|Town/Region||Gonarezhou National Park|
|Date||16 Apr 2014|
The Gonarezhou National Park (GNP) is a key part of the Greater Limpopo Transfrontier Conservation Area, which supports almost 10% of the global population of endangered African wild dogs. This unique canid is a low-density and wide ranging species, for which conservation efforts must extend beyond the boundaries of protected areas. In fact, paradoxically, because of the generally high densities of superior carnivores, particularly lions and spotted hyenas, wild dogs do not always thrive in protected areas, and a significant number are resident outside of these areas.
Because they are carnivores, wild dogs are often (mis)perceived by communities to be a threat to human life and as such tolerance is low and persecution is high. They do occasionally take livestock, and thus negatively impact human livelihoods as well.

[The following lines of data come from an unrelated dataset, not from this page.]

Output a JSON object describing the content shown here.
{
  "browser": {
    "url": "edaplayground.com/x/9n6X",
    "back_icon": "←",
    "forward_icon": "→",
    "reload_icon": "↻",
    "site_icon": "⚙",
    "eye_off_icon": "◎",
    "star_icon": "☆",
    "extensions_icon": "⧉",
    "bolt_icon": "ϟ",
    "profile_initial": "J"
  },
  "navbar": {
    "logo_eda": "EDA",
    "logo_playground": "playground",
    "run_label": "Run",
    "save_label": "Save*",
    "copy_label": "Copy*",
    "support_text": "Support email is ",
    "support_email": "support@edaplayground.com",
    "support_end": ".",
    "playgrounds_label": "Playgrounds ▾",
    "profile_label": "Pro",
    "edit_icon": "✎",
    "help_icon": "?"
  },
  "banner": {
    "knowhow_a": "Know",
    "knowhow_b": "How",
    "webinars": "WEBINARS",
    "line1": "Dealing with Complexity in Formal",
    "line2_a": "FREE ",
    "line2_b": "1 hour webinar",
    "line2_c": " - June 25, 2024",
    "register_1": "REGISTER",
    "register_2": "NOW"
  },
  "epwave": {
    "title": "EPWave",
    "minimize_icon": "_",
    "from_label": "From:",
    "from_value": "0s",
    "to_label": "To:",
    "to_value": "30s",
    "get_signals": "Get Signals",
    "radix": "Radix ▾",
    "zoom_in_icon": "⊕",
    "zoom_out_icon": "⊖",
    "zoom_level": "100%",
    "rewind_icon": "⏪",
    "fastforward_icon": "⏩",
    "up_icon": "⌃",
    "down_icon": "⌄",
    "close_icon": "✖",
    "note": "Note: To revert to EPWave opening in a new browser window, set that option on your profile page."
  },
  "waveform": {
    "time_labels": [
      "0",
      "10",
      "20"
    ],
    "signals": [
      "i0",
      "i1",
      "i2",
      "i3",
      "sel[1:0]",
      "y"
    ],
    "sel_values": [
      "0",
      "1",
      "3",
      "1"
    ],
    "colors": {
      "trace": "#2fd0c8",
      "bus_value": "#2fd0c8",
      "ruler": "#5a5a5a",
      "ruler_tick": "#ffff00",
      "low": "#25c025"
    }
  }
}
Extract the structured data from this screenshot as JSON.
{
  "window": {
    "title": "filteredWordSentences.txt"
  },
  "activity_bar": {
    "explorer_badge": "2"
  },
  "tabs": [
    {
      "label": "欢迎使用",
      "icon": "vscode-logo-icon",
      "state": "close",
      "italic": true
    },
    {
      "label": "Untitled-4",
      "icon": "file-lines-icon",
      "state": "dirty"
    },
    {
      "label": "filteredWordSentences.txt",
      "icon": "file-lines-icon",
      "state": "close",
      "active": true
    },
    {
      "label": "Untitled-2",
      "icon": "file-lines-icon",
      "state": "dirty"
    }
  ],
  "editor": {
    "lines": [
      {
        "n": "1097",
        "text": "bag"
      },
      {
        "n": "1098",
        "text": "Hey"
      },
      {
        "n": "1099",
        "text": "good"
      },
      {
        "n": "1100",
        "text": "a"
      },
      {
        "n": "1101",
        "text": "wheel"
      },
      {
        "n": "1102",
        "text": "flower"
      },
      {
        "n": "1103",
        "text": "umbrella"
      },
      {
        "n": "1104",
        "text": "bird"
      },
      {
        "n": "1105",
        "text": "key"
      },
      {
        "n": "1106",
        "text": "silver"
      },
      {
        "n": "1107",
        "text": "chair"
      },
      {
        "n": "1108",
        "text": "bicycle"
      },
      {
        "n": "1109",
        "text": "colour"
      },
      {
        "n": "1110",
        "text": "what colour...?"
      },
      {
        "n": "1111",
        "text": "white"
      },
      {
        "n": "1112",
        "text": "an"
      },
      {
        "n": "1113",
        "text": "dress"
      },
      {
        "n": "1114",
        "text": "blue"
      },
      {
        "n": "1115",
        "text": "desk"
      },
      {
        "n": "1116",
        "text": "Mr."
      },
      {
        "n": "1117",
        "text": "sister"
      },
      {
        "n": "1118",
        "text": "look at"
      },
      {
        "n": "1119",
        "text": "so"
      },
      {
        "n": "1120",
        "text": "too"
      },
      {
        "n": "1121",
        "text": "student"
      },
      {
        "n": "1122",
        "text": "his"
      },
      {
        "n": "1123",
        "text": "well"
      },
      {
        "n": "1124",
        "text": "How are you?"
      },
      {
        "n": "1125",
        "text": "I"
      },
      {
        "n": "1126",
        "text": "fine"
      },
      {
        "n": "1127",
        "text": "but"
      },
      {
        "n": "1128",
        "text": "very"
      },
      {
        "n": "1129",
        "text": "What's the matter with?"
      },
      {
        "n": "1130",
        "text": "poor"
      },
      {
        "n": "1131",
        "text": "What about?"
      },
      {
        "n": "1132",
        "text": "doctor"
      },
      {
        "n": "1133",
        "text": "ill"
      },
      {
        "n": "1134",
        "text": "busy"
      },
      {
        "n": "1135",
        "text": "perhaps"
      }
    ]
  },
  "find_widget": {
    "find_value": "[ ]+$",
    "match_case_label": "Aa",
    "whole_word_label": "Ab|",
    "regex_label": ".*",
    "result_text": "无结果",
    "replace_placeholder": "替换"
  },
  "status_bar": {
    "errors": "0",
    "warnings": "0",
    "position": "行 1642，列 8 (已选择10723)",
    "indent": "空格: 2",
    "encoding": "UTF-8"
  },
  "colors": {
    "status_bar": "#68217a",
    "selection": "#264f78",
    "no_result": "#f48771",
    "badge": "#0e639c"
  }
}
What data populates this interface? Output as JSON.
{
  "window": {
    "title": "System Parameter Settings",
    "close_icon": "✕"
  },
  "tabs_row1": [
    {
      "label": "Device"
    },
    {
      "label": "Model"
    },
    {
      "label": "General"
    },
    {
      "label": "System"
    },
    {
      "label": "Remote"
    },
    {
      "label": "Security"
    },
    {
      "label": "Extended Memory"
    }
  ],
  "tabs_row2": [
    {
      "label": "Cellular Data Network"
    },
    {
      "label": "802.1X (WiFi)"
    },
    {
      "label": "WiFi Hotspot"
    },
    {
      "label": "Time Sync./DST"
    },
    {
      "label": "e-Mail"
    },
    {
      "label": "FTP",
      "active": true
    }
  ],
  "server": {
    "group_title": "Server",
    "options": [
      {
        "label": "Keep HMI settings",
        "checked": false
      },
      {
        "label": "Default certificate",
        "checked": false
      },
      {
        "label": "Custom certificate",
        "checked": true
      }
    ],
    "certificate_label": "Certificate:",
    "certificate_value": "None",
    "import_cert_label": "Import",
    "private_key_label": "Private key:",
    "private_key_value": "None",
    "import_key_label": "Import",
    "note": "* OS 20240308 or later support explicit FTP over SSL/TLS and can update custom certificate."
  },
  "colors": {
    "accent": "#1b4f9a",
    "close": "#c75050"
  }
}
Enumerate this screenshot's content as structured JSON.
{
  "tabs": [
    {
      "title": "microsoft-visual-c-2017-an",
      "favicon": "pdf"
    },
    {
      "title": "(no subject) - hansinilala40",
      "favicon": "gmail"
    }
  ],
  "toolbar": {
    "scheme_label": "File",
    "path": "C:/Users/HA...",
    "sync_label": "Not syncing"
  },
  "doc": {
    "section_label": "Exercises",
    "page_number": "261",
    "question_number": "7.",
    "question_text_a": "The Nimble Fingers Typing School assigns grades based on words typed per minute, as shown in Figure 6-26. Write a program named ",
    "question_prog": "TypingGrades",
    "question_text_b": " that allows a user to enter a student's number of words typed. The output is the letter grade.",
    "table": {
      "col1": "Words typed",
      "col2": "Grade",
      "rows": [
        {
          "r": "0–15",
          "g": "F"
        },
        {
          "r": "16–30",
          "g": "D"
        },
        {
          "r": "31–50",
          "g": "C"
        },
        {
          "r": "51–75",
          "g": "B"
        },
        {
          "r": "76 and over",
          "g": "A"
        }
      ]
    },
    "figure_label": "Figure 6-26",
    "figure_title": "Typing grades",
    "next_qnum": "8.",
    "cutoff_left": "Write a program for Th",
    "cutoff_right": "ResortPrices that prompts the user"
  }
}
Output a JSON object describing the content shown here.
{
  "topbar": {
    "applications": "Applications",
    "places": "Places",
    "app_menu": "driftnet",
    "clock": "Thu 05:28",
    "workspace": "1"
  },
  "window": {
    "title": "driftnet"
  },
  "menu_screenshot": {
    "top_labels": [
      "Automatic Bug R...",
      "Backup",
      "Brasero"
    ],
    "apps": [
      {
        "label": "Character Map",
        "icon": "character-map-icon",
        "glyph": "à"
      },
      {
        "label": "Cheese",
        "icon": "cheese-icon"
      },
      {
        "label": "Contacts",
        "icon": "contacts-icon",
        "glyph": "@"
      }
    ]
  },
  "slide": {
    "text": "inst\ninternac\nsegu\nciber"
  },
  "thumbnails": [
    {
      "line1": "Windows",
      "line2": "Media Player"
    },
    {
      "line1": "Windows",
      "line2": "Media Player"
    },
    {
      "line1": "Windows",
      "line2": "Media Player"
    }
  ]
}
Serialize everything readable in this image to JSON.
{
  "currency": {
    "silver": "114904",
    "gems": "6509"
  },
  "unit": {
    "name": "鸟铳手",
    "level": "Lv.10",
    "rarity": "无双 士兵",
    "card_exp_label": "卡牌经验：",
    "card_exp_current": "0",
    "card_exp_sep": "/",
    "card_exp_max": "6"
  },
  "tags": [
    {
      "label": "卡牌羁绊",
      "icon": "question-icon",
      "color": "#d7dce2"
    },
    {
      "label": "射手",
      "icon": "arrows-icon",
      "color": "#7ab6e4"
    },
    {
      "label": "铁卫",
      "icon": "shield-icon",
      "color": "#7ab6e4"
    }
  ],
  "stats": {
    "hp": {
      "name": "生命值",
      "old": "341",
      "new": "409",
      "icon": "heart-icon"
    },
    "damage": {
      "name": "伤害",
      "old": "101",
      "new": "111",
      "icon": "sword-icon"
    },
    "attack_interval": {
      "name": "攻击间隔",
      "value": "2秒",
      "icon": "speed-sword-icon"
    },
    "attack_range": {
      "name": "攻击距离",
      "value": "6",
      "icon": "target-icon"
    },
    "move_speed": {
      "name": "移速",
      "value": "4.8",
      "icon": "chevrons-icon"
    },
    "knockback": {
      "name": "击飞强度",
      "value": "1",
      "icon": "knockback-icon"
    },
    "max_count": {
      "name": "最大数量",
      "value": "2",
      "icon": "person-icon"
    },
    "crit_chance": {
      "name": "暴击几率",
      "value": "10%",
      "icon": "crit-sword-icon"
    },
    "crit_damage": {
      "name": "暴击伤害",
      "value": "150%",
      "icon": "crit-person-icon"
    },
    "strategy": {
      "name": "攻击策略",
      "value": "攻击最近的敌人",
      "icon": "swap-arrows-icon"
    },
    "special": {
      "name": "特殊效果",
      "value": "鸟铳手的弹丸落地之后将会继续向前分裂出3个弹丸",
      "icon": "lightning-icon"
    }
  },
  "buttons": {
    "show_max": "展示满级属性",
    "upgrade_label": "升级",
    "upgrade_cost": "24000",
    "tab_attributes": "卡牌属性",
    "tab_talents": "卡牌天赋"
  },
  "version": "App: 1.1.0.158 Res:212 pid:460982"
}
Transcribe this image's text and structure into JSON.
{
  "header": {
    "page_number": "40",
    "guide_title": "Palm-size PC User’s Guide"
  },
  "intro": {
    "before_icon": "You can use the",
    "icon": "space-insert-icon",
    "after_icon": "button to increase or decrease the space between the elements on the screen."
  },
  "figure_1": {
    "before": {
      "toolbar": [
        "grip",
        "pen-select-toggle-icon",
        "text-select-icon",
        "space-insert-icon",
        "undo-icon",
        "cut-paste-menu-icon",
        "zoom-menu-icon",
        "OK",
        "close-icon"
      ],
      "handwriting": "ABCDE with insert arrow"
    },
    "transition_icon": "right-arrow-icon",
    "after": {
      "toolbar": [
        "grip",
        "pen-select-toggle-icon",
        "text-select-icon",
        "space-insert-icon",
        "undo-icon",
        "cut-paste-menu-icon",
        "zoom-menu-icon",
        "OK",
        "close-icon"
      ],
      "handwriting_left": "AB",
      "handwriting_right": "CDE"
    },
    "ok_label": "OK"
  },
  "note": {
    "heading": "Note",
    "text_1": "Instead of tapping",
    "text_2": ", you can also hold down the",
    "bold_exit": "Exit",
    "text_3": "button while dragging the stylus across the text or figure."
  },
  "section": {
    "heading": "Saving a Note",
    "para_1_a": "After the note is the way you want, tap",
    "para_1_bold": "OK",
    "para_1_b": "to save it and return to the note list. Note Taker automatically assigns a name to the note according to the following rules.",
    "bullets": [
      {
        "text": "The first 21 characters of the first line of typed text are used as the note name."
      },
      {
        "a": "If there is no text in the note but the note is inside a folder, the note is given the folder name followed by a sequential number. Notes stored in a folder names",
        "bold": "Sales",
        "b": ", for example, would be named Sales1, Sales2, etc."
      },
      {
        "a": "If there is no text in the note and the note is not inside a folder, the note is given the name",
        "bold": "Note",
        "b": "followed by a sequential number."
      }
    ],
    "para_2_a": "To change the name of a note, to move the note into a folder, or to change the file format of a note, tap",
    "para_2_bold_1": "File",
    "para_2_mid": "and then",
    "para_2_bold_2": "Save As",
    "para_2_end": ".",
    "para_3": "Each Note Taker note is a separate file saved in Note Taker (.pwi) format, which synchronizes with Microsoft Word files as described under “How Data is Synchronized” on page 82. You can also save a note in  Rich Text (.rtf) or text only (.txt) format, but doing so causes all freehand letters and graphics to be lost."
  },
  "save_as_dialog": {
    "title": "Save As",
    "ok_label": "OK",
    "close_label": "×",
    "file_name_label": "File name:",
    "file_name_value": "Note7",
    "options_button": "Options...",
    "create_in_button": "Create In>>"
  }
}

And of course the ecological benefits of wild dogs as top predators are not understood by communities, the financial benefits of wild dog tourism are not realized by communities and an appreciation of the innate value of wild dogs is not a luxury generally afforded to communities. And this is what we need to change, because it is these people that reside around the protected areas and in the corridor areas which are so critical for wild dog dispersal.
As such, in order for them to tolerate and even conserve wild dogs, it is imperative to work with communities – both with school children and adults. We aim to provide significant benefits to the schools and communities around the GNP, making a very clear link between the benefits and the wildlife resource in order to help engender more positive attitudes and change behaviour. This will be done through a combination of a schools-based program and community engagement work, including conflict mitigation awareness-raising. The schools program will include distribution of and assistance with using curricula-friendly conservation awareness materials, a literacy program, a DVD showing program and eventually a secondary school scholarship program. Experiences from and formal evaluation of a similar program around the nearby Savé Valley Conservancy, suggest that this approach can have significant positive conservation benefit.